The next morning we skied out early and drove straight to the gear outfitter in town. I was immediately surprised by the willing helpfulness of the local shop employees, who gave us written directions to the local crags along the Sacramento River. Andrew and I had also packed our rock climbing gear on the trip, hoping to find information about top-rope routes in the Castle Crags area or elsewhere. While the backcountry skiing and outdoor climbing communities have cultivated a sense of helpfulness to other members of the tribe, it’s also commonplace to shield information about local powder stashes or hidden crags within only trusted compatriots, for fear of “word getting out” and “the goods being spoiled.” We followed the directions of the short drive, walked out onto the approach trail, and were amazed.
The trail follows the shore of the Sacramento River through a gorge formed on both sides by cleanly fractured granitic cliffs. The climbing routes were short, but the clean rock sat in one of the most beautiful settings that we had ever seen for local “backyard” crags. I watched flyfishers cast for Rainbow Trout in the river while Andrew set up the rope anchor atop the cliff above. We each climbed three times, enjoying the tranquil murmur of California’s most vital artery at its modest headwaters.
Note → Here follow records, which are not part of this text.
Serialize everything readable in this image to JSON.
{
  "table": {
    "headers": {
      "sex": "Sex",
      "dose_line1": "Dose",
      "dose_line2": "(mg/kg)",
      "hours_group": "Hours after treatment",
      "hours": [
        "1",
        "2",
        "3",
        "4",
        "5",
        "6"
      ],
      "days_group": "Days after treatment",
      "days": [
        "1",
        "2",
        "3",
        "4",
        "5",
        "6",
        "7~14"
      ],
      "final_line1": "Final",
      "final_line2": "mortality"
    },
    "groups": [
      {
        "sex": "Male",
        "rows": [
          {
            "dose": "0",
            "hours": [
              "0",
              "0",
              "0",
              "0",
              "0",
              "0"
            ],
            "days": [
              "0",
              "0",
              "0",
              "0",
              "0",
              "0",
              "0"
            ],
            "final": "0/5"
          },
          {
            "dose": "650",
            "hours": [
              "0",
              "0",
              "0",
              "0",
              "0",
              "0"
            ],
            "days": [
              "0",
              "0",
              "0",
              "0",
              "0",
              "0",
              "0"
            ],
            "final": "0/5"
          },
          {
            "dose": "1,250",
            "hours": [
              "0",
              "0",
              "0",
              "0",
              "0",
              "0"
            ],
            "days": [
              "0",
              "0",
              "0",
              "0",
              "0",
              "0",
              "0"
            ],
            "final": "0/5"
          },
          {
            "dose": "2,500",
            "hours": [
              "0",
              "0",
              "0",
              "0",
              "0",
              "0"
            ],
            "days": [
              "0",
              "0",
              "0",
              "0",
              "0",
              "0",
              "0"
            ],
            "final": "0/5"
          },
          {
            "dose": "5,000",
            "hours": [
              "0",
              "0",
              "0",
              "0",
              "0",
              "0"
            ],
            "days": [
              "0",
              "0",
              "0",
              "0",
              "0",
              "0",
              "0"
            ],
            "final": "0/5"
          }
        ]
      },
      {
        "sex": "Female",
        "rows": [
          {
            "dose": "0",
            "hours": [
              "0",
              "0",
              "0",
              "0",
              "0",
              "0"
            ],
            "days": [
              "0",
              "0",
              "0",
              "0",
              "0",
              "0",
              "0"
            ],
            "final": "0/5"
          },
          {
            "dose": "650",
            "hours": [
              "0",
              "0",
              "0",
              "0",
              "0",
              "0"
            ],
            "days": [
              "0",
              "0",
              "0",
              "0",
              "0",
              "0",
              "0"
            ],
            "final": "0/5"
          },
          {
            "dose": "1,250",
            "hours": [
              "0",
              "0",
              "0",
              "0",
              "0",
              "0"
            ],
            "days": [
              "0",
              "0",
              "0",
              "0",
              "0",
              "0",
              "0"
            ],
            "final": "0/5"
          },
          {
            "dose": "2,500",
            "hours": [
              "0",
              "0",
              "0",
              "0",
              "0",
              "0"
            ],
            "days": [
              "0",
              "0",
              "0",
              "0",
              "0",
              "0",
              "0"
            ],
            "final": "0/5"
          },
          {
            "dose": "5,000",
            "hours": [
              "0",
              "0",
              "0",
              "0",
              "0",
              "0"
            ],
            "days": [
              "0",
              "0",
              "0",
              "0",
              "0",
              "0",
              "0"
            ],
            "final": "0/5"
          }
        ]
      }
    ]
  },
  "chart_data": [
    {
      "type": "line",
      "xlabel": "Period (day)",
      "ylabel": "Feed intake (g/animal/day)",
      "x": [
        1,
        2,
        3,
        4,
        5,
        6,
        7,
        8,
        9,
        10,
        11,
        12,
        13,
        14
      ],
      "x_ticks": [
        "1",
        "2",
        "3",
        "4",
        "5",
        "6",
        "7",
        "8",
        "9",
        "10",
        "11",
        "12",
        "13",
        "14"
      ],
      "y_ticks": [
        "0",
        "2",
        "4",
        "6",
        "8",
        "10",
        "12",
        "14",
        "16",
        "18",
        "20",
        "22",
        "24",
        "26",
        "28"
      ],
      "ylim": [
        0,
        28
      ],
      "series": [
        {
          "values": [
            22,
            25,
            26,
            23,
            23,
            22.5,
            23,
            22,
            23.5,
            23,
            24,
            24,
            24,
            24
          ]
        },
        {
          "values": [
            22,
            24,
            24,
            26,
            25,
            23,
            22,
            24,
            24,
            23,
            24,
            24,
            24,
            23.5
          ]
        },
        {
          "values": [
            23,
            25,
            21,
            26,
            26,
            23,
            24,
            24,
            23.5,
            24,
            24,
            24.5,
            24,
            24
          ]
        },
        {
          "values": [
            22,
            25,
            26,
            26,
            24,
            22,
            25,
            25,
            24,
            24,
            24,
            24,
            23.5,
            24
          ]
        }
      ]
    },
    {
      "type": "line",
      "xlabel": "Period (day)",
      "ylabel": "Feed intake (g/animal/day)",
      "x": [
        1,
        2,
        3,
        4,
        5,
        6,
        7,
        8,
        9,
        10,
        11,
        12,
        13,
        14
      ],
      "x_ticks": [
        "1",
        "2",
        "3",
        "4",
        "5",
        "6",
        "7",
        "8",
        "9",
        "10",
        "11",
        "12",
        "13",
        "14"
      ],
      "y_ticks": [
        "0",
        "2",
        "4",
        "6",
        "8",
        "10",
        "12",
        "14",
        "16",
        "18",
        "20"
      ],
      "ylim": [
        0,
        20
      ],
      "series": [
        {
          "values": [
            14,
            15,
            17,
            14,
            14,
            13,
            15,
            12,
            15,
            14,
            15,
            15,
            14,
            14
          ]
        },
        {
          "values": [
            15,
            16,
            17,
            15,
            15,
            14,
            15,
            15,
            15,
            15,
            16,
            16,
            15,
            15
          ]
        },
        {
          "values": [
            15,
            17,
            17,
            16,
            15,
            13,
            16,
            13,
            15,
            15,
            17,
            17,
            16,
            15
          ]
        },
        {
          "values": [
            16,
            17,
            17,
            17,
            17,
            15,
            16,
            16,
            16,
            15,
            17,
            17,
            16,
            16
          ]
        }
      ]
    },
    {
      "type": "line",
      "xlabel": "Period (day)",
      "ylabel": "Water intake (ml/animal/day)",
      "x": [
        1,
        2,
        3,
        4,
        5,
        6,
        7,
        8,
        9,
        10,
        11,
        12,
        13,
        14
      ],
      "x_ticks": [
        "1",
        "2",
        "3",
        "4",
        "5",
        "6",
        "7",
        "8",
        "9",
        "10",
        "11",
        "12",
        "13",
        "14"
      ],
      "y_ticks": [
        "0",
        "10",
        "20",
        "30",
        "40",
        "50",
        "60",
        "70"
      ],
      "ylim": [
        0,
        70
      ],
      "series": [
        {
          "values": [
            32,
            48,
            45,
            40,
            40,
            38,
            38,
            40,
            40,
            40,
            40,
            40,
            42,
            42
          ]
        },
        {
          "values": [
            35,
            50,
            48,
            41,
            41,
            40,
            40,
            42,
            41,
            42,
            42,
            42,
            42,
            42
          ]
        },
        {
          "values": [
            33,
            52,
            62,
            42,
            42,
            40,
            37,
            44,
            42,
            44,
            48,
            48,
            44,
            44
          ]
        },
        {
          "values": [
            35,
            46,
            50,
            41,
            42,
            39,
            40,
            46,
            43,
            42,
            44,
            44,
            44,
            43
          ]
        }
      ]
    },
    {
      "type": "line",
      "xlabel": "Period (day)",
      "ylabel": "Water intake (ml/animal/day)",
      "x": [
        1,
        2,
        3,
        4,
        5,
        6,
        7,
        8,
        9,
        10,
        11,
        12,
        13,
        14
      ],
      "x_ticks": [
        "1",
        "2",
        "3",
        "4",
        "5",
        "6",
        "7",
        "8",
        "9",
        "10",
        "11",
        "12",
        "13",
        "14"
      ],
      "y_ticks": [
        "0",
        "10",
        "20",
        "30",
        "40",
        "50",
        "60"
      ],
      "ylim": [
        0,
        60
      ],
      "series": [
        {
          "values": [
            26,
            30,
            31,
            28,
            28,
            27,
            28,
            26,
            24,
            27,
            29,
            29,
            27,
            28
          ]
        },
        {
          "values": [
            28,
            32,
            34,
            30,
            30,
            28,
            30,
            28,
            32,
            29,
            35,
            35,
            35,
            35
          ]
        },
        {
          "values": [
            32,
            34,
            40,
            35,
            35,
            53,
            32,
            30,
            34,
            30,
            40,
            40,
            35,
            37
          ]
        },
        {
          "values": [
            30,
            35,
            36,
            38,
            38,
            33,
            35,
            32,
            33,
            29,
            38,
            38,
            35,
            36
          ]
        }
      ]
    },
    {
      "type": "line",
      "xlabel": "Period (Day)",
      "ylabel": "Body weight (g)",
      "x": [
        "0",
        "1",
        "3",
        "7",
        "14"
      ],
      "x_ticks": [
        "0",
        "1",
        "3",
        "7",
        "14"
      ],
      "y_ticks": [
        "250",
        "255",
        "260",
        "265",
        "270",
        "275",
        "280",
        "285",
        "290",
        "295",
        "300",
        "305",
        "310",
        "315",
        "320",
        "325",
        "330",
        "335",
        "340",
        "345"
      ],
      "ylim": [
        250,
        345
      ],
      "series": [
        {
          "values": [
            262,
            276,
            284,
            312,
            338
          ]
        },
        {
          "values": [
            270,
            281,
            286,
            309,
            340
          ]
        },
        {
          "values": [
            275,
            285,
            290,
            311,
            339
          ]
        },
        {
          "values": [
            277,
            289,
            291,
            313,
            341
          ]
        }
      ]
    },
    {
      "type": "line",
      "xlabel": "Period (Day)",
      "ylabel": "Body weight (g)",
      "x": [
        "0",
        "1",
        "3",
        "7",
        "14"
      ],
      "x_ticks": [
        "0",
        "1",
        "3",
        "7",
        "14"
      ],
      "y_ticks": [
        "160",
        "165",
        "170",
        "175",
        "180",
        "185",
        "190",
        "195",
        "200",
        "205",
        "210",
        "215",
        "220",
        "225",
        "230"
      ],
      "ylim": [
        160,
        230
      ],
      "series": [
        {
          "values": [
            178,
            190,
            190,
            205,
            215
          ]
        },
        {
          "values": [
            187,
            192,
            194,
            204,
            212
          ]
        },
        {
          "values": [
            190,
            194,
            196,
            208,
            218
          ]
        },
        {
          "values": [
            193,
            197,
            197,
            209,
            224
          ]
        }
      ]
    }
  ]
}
Once finished, we each drank a cold beer alongside the river, letting the calming sound of running water and refreshing taste of bittersweet ale top off the magnificence of our second trip to Mount Shasta. We interruped the long drive back to Berkeley and Oakland with a stop in Red Bluff for succulent seafood and carne asada burritos, fresh guacamole, and cold Mexican sodas. To anyone ever driving down the I-5 through Northern California, I strongly recommend Los Mariachis Mexican Diner for the quality of food in an otherwise dearth of options between Ashland and Sacramento. But even more so, I recommend planning a trip to walk up to the great summit of Mount Shasta, and ski, or walk, if you must, down its snowy faces. You won’t regret doing either, especially if done together.
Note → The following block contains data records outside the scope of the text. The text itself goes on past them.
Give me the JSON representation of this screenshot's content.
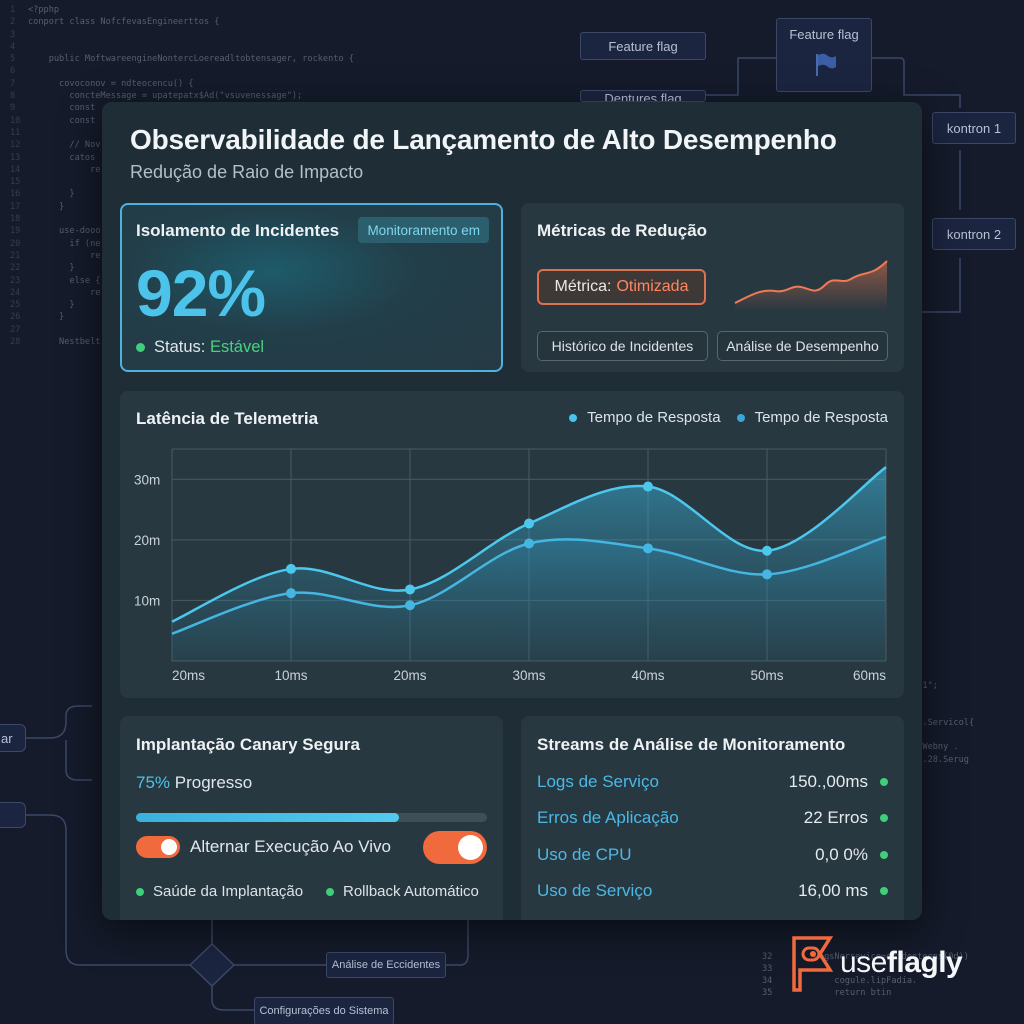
{
  "background": {
    "code_left": [
      {
        "n": "1",
        "t": "<?pphp"
      },
      {
        "n": "2",
        "t": "conport class NofcfevasEngineerttos {"
      },
      {
        "n": "3",
        "t": ""
      },
      {
        "n": "4",
        "t": ""
      },
      {
        "n": "5",
        "t": "    public MoftwareengineNontercLoereadltobtensager, rockento {"
      },
      {
        "n": "6",
        "t": ""
      },
      {
        "n": "7",
        "t": "      covoconov = ndteocencu() {"
      },
      {
        "n": "8",
        "t": "        concteMessage = upatepatx$Ad(\"vsuvenessage\");"
      },
      {
        "n": "9",
        "t": "        const"
      },
      {
        "n": "10",
        "t": "        const"
      },
      {
        "n": "11",
        "t": ""
      },
      {
        "n": "12",
        "t": "        // Nov"
      },
      {
        "n": "13",
        "t": "        catos"
      },
      {
        "n": "14",
        "t": "            re"
      },
      {
        "n": "15",
        "t": ""
      },
      {
        "n": "16",
        "t": "        }"
      },
      {
        "n": "17",
        "t": "      }"
      },
      {
        "n": "18",
        "t": ""
      },
      {
        "n": "19",
        "t": "      use-dooo"
      },
      {
        "n": "20",
        "t": "        if (ne"
      },
      {
        "n": "21",
        "t": "            re"
      },
      {
        "n": "22",
        "t": "        }"
      },
      {
        "n": "23",
        "t": "        else {"
      },
      {
        "n": "24",
        "t": "            re"
      },
      {
        "n": "25",
        "t": "        }"
      },
      {
        "n": "26",
        "t": "      }"
      },
      {
        "n": "27",
        "t": ""
      },
      {
        "n": "28",
        "t": "      Nestbelt"
      }
    ],
    "code_right": [
      "                       e domrln1\";",
      "",
      "                       sony",
      "                      t- natson.Servicol{",
      "",
      "                      ttotoclt:Webny .",
      "                      niasIrada.28.Serug",
      "",
      "",
      "",
      "",
      "",
      "                  s:",
      "",
      "",
      "",
      "",
      "",
      "",
      "",
      "",
      "",
      "32        LegsNersevico=ecidenteens(0d))",
      "33",
      "34            cogule.lipFadia.",
      "35            return btin"
    ],
    "nodes": {
      "feature_flag_1": "Feature flag",
      "feature_flag_2": "Feature flag",
      "feature_flag_3": "Dentures flag",
      "kontron_1": "kontron 1",
      "kontron_2": "kontron 2",
      "left_node": "ar",
      "analise": "Análise de Eccidentes",
      "config": "Configurações do Sistema"
    }
  },
  "header": {
    "title": "Observabilidade de Lançamento de Alto Desempenho",
    "subtitle": "Redução de Raio de Impacto"
  },
  "isolation_card": {
    "title": "Isolamento de Incidentes",
    "badge": "Monitoramento em",
    "value": "92%",
    "status_label": "Status:",
    "status_value": "Estável"
  },
  "reduction_card": {
    "title": "Métricas de Redução",
    "metric_label": "Métrica:",
    "metric_value": "Otimizada",
    "button_history": "Histórico de Incidentes",
    "button_analysis": "Análise de Desempenho"
  },
  "colors": {
    "accent": "#4cc3ea",
    "orange": "#f06a3e",
    "green": "#3ecf7a"
  },
  "chart_data": {
    "type": "area",
    "title": "Latência de Telemetria",
    "x": [
      "20ms",
      "10ms",
      "20ms",
      "30ms",
      "40ms",
      "50ms",
      "60ms"
    ],
    "yticks": [
      "10m",
      "20m",
      "30m"
    ],
    "ylim": [
      0,
      35
    ],
    "series": [
      {
        "name": "Tempo de Resposta",
        "values": [
          6.5,
          15.2,
          11.8,
          22.7,
          28.8,
          18.2,
          32
        ]
      },
      {
        "name": "Tempo de Resposta",
        "values": [
          4.5,
          11.2,
          9.2,
          19.4,
          18.6,
          14.3,
          20.5
        ]
      }
    ],
    "grid": true,
    "legend": "top-right"
  },
  "canary": {
    "title": "Implantação Canary Segura",
    "progress_pct": "75%",
    "progress_label": "Progresso",
    "progress_value": 0.75,
    "toggle_label": "Alternar Execução Ao Vivo",
    "check_1": "Saúde da Implantação",
    "check_2": "Rollback Automático"
  },
  "streams": {
    "title": "Streams de Análise de Monitoramento",
    "rows": [
      {
        "name": "Logs de Serviço",
        "value": "150.,00ms"
      },
      {
        "name": "Erros de Aplicação",
        "value": "22 Erros"
      },
      {
        "name": "Uso de CPU",
        "value": "0,0 0%"
      },
      {
        "name": "Uso de Serviço",
        "value": "16,00 ms"
      }
    ]
  },
  "logo": {
    "prefix": "use",
    "bold": "flagly"
  }
}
Joined: Fri Feb 18, 2005 8:56 pm Posts: 471 Location: Meyers, CA
That would be me splitting. I remember climbing the last couple hundred feet with your partner.
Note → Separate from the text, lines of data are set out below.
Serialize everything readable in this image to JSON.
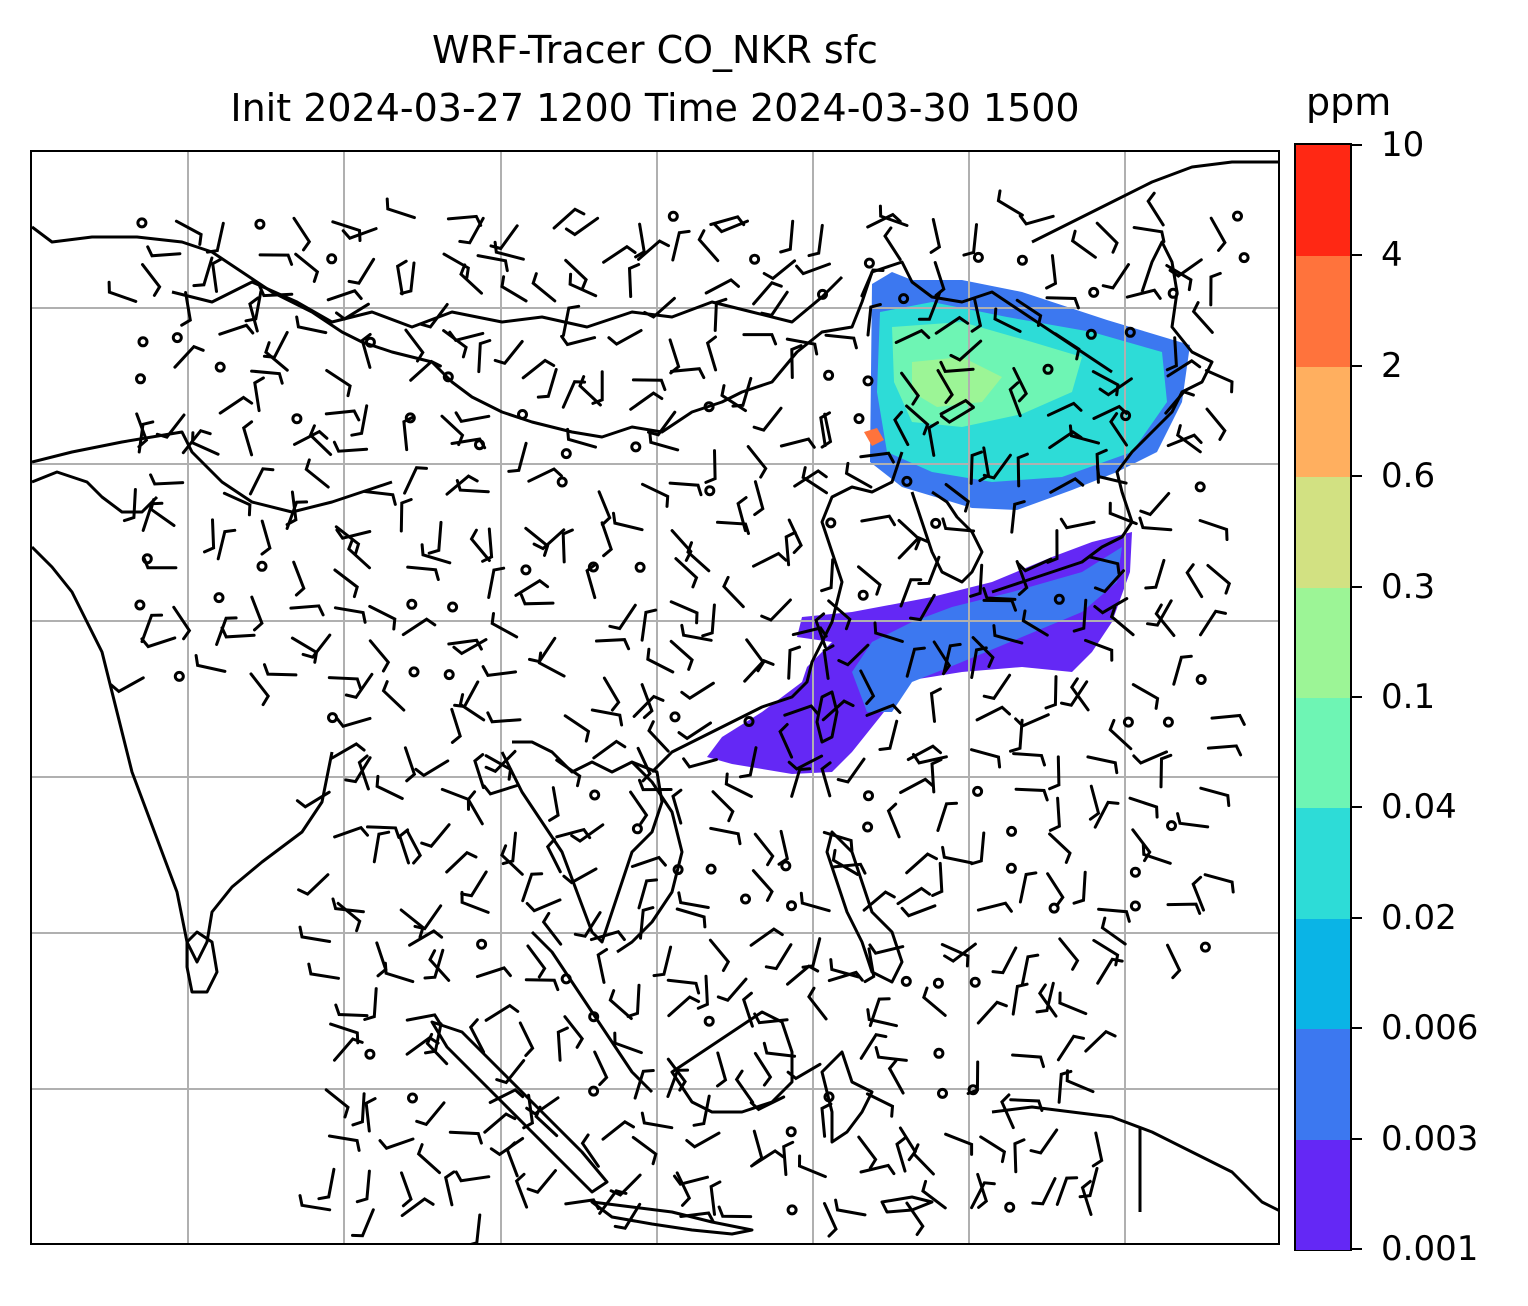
{
  "title": {
    "line1": "WRF-Tracer CO_NKR sfc",
    "line2": "Init 2024-03-27 1200 Time 2024-03-30 1500"
  },
  "map": {
    "field": "CO_NKR tracer concentration at surface",
    "overlay": "wind barbs",
    "gridlines": true,
    "gridline_color": "#b0b0b0",
    "coastline_color": "#000000"
  },
  "colorbar": {
    "unit": "ppm",
    "ticks": [
      "0.001",
      "0.003",
      "0.006",
      "0.02",
      "0.04",
      "0.1",
      "0.3",
      "0.6",
      "2",
      "4",
      "10"
    ],
    "colors": [
      "#6428f5",
      "#3c78f0",
      "#0ab4e6",
      "#2ddcd7",
      "#6ef5b4",
      "#9cf596",
      "#d2e182",
      "#ffaf5f",
      "#ff733c",
      "#ff2814"
    ]
  }
}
It looks like you guys pulled off a great trip. If you're camping on the mountain it's great to chill the day after the summit climb. Don't know if you tried this but putting your sleeping bag on top of the tent makes it much cooler in there during the hot part of the day (it really reduces the greenhouse effect inside the tent). That crag you visited is on my list of great Shasta chill spots.
Thanks for sharing your TR. You put me to shame, I think I only took one pic that day.